When they get a little bit older we start seeing different behavior. Little
girls play with dolls because we buy them dolls. Little girls wear dresses
because we buy them dresses. Little girls start emulating princesses because
all the little-girl movies we let them watch have princesses as role models.
Fart jokes will still be hilarious for a while, but eventually that becomes
"gross boy stuff". Yes, there is evidence that male and female minds work
differently, but we certainly do our best to force them to develop along
different paths!

Physics and math are tools for understanding and manipulating the universe
around us.
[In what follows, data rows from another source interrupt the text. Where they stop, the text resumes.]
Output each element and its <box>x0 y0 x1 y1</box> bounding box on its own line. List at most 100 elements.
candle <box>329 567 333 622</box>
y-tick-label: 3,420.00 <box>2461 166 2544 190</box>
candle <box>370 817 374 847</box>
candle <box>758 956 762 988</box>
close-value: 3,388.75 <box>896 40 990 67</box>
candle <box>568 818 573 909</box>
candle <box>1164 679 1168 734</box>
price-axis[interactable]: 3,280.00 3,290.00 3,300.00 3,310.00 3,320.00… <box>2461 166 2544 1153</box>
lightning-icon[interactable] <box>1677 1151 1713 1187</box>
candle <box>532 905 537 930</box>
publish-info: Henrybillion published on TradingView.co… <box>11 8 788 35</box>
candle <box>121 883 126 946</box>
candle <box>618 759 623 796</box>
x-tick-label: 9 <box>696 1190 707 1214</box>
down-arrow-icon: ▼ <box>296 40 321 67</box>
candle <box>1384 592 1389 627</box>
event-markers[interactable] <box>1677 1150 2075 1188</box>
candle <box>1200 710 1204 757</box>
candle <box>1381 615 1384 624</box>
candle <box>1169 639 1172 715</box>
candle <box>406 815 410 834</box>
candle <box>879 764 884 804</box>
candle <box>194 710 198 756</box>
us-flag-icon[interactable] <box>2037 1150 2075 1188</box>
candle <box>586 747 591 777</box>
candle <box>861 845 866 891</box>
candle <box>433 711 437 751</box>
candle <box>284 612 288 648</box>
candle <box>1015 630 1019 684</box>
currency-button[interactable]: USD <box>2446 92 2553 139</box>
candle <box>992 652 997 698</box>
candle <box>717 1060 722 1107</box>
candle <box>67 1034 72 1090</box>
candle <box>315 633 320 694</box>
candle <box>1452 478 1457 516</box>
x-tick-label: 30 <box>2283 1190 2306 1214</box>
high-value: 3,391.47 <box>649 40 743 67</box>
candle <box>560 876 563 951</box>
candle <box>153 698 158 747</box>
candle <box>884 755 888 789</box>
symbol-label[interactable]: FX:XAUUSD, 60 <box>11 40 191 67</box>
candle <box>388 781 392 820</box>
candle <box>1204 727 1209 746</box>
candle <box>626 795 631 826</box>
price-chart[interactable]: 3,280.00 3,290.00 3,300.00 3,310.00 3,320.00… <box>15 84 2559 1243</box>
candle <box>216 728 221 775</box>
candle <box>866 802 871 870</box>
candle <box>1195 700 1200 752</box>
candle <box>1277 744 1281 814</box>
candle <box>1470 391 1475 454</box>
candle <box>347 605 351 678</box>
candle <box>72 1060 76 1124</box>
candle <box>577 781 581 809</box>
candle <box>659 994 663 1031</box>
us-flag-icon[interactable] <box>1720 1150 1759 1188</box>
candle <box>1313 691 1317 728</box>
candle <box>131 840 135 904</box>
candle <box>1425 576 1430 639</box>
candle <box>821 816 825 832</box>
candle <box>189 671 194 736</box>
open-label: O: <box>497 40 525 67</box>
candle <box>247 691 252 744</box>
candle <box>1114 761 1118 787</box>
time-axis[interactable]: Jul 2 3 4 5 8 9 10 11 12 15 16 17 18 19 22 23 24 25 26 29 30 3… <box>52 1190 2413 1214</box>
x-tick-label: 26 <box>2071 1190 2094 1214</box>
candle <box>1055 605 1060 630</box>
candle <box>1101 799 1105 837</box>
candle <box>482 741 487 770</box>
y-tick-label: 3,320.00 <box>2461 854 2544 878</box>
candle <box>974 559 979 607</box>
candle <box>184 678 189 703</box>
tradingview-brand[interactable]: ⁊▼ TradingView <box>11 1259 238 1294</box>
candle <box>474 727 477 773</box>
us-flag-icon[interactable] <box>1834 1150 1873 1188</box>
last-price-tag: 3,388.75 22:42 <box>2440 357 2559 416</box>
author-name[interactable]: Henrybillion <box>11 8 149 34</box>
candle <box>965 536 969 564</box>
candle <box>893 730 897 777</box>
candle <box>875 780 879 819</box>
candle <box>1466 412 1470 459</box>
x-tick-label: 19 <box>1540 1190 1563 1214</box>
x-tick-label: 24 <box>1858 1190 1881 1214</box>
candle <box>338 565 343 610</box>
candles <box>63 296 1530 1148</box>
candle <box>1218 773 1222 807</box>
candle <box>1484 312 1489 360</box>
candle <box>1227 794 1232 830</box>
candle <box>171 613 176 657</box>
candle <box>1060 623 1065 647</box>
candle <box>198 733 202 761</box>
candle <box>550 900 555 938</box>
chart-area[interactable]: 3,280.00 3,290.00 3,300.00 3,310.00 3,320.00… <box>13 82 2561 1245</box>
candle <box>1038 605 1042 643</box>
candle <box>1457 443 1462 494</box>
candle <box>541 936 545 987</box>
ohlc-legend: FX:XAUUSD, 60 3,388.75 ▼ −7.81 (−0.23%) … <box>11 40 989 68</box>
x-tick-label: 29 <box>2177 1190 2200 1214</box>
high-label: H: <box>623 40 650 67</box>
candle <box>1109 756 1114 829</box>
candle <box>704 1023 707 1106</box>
If you want to get young students interested in math and physics,
don't try to get them to understand a deep proof about why 1+1=2. Fire some
balls at each other and then get them to calculate momentum transfer. It's in
human nature to enjoy seeing stuff like that happen, and understanding it so
we can control how that stuff happens in new and entertaining ways is a
phenomenal motivator.

Painting a physics text-book pink isn't going to work any better on girls than
painting it blue would on boys. Girls like more of the same stuff that boys do
than we usually think. It's human nature to like those things. The problem is
that some of the lessons girls are taught about what it is to be female
contradict their human nature. Painting the book pink is an attempt to appeal
to girls via the faulty lessons they've learned. Instead of doing that, we
need to help them unlearn those faulty lessons and appeal to their human
nature. e.g. Little girls should like explosions too.